NANA ATTAFUA
Nana Attafua (18? – September 1927) contributed to the economic and social progress of Akyem Kotoku state, located about 45 mi (72 km) north-north-northwest of the port of Winneba in what is now southern Ghana, during his long reign, which extended over almost half a century.
During the first five years of his reign, Nana Attafua encouraged the development of the palm oil, kola nut, and rubber industries in his state. By the mid 1880s, Akyem Kotoku had become one of the leading producers of palm oil in the Gold Coast Colony. On his own initiative, he maintained a ferry across the Birem River at Nsuaem (modern Oda), the capital of the state, for the benefit of rubber traders who passed to and from the states of Asante to the northwest, Asante Akyem to the north, and Kwawu to the northeast. By 1884 such traders were regularly crossing the Birem River, a tributary of the Pra, via Nsuaem on their way to Saltpond, east of Cape Coast, via Akyem Swedru to the southwest of Nsuaem, or to Agona Kwanyako, near Agona Swedru, where Accra and Winneba traders were always waiting to buy rubber, Nana Attafua also encouraged his subject to cultivate cocoa during the first decade of the 20th century.
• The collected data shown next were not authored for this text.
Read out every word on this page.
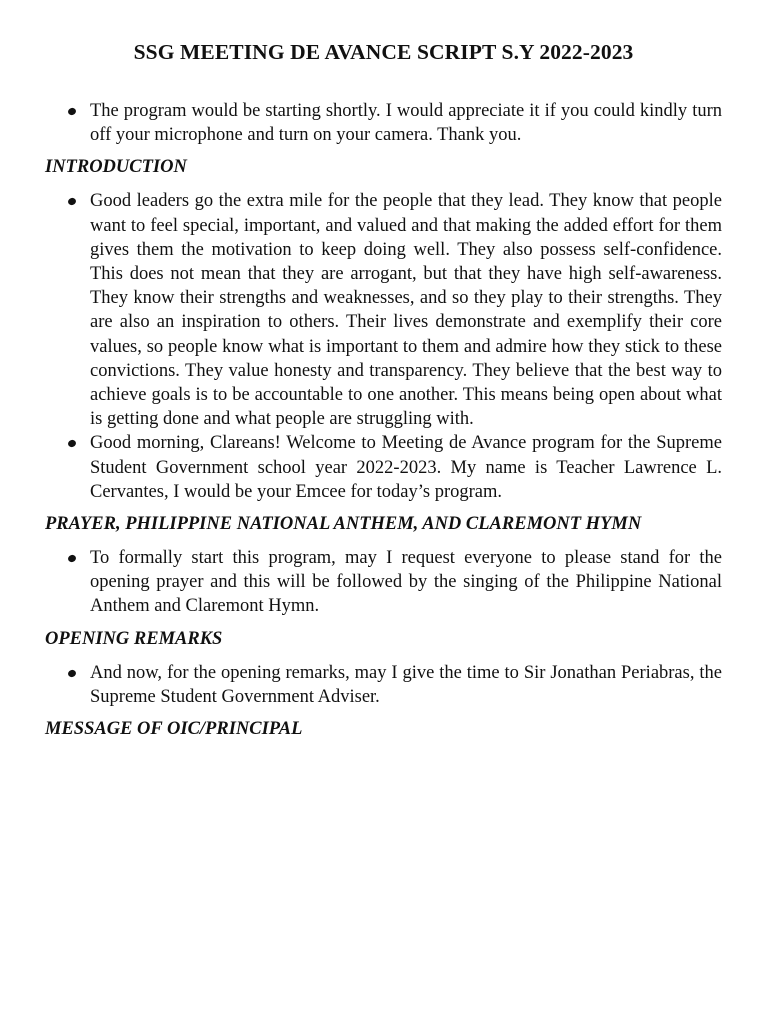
SSG MEETING DE AVANCE SCRIPT S.Y 2022-2023
The program would be starting shortly. I would appreciate it if you could kindly turn off your microphone and turn on your camera. Thank you.
INTRODUCTION
Good leaders go the extra mile for the people that they lead. They know that people want to feel special, important, and valued and that making the added effort for them gives them the motivation to keep doing well. They also possess self-confidence. This does not mean that they are arrogant, but that they have high self-awareness. They know their strengths and weaknesses, and so they play to their strengths. They are also an inspiration to others. Their lives demonstrate and exemplify their core values, so people know what is important to them and admire how they stick to these convictions. They value honesty and transparency. They believe that the best way to achieve goals is to be accountable to one another. This means being open about what is getting done and what people are struggling with.
Good morning, Clareans! Welcome to Meeting de Avance program for the Supreme Student Government school year 2022-2023. My name is Teacher Lawrence L. Cervantes, I would be your Emcee for today’s program.
PRAYER, PHILIPPINE NATIONAL ANTHEM, AND CLAREMONT HYMN
To formally start this program, may I request everyone to please stand for the opening prayer and this will be followed by the singing of the Philippine National Anthem and Claremont Hymn.
OPENING REMARKS
And now, for the opening remarks, may I give the time to Sir Jonathan Periabras, the Supreme Student Government Adviser.
MESSAGE OF OIC/PRINCIPAL
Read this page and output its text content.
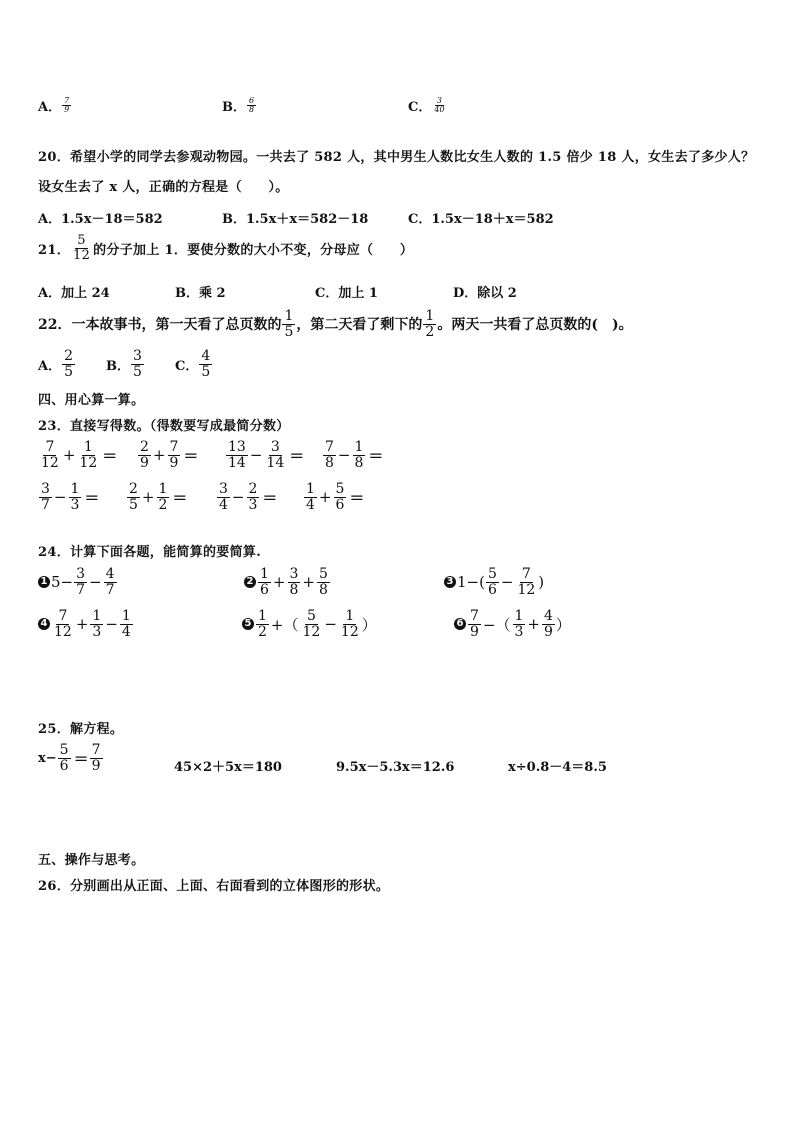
A． $\frac{7}{9}$	B． $\frac{6}{8}$	C． $\frac{3}{40}$
20．希望小学的同学去参观动物园。一共去了 582 人，其中男生人数比女生人数的 1.5 倍少 18 人，女生去了多少人？
设女生去了 x 人，正确的方程是（　　）。
A．1.5x－18＝582	B．1.5x＋x＝582－18	C．1.5x－18＋x＝582
21． $\frac{5}{12}$ 的分子加上 1．要使分数的大小不变，分母应（　　）
A．加上 24	B．乘 2	C．加上 1	D．除以 2
22．一本故事书，第一天看了总页数的 $\frac{1}{5}$ ，第二天看了剩下的 $\frac{1}{2}$ 。两天一共看了总页数的(　)。
A． $\frac{2}{5}$ B． $\frac{3}{5}$ C． $\frac{4}{5}$
四、用心算一算。
23．直接写得数。（得数要写成最简分数）
$\frac{7}{12} + \frac{1}{12} = \frac{2}{9} + \frac{7}{9} = \frac{13}{14} - \frac{3}{14} = \frac{7}{8} - \frac{1}{8}$ ＝
$\frac{3}{7} - \frac{1}{3} = \frac{2}{5} + \frac{1}{2} = \frac{3}{4} - \frac{2}{3} = \frac{1}{4} + \frac{5}{6}$ ＝
24．计算下面各题，能简算的要简算.
1 $5- \frac{3}{7} - \frac{4}{7}$	$2 \frac{1}{6} + \frac{3}{8} + \frac{5}{8}$	3 $1-( \frac{5}{6} - \frac{7}{12}$ )
$4 \frac{7}{12} + \frac{1}{3} - \frac{1}{4}$	$5 \frac{1}{2}$ +（ $\frac{5}{12} - \frac{1}{12}$ ）	$6 \frac{7}{9}$ −（ $\frac{1}{3} + \frac{4}{9}$ ）
25．解方程。
$x- \frac{5}{6} = \frac{7}{9}$	45×2＋5x＝180	9.5x－5.3x＝12.6	x÷0.8－4＝8.5
五、操作与思考。
26．分别画出从正面、上面、右面看到的立体图形的形状。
Although a strong adherent of the traditional religious system, and an avowed opponent of Christianity. Nana Attafua supported both mission- sponsored and government-sponsored education. In March 1883, he sent four of his subjects to the British governor in Accra. Sir Samuel Rowe (term of office 1881 – 1884), with a request that one of them “be put to school for literal instructions.” By 1892 there was already a mission school at Nsuaem, and when in 1895 the government established a boys’ school there, Nana Attafua enrolled four of his sons, all of whom later entered government service as school teachers. In 1902, H. M. Hull, Secretary for Native Affairs in the Gold Coast government, reported him to be “popular and well respected by his subjects.”
The rapid social and economic progress attained by Nsuaem under Attafua’s rule led to the stationing of a District Commissioner there in 1921. Nsuaem, his capital, was renamed Oda in 1922.
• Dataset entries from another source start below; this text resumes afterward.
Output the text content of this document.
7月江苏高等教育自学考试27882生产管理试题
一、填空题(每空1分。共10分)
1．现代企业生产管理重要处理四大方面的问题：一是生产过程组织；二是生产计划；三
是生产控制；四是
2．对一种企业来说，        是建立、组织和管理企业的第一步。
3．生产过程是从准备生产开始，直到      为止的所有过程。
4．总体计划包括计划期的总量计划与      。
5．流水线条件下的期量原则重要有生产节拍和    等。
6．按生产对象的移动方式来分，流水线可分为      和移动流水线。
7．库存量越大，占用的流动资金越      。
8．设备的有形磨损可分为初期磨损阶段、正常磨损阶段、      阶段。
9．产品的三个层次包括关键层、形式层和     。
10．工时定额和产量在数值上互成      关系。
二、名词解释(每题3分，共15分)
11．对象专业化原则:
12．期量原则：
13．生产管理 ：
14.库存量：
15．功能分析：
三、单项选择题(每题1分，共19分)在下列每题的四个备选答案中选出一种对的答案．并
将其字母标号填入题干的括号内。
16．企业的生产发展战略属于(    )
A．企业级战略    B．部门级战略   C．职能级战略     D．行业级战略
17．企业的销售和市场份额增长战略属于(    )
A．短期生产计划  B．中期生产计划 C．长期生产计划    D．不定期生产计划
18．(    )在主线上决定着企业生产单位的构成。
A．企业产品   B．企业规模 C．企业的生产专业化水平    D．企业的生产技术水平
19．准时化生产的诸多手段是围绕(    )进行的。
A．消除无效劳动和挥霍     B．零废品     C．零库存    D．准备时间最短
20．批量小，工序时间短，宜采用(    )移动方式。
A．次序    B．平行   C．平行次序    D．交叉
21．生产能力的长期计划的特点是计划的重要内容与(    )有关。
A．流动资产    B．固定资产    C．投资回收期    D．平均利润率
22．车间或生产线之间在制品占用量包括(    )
Nana Attafua rendered loyal service to the British colonial government, taking part in the Asante Expedition of 1896, and in the Yaa Asantewa War in 1900. During World War I (1914 -1918), he and his people contributed generously to war charities.
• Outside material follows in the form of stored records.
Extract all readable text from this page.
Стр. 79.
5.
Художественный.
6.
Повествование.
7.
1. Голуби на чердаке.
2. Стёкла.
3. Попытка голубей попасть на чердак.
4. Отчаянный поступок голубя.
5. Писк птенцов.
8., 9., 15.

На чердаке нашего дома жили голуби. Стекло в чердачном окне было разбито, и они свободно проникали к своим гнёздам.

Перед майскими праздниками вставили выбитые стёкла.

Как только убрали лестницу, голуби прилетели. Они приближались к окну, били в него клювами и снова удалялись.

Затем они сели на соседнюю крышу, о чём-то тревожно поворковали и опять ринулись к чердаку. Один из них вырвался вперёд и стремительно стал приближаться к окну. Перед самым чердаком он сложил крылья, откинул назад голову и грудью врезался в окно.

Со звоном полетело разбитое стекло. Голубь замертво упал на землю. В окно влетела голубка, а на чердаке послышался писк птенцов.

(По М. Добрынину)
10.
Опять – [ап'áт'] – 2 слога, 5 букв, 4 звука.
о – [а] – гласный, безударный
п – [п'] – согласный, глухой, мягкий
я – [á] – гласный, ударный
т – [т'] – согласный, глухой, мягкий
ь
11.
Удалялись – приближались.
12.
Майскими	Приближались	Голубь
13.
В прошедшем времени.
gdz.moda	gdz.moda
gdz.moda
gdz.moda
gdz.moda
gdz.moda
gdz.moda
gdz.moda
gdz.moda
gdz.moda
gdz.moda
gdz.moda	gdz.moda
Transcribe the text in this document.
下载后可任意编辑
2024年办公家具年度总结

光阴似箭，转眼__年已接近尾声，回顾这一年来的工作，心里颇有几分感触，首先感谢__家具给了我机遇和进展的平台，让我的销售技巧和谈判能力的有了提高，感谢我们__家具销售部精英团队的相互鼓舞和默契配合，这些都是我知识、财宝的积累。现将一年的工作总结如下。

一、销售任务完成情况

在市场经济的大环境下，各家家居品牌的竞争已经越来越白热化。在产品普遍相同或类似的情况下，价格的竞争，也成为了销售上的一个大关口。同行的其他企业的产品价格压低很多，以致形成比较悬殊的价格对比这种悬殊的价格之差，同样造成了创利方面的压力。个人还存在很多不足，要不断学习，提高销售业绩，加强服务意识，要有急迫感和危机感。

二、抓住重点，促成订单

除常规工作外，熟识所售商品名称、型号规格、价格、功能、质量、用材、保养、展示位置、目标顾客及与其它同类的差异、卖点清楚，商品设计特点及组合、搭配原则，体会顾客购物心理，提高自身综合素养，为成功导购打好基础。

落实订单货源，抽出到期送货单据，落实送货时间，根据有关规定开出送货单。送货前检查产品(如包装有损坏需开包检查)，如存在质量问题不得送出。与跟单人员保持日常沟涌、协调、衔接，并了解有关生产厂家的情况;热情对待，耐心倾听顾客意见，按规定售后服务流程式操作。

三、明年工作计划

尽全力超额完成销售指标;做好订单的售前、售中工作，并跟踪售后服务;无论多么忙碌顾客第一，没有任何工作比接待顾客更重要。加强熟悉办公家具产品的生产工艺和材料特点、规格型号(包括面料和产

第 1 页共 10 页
In recognition of his services, the colonial government awarded Nana Attafua a medallion in 1896, and the King George V Medal for Native Chiefs in 1922. Recommending him for the latter award, Sir Gordon Guggisberg (q. v.), British governor from 1919 – 1927, described him as “a rare surviving example of a ‘Bush Chief’ of the old school of typically African astuteness, sturdiness, and common sense.” Nana Attafua died in September 1927.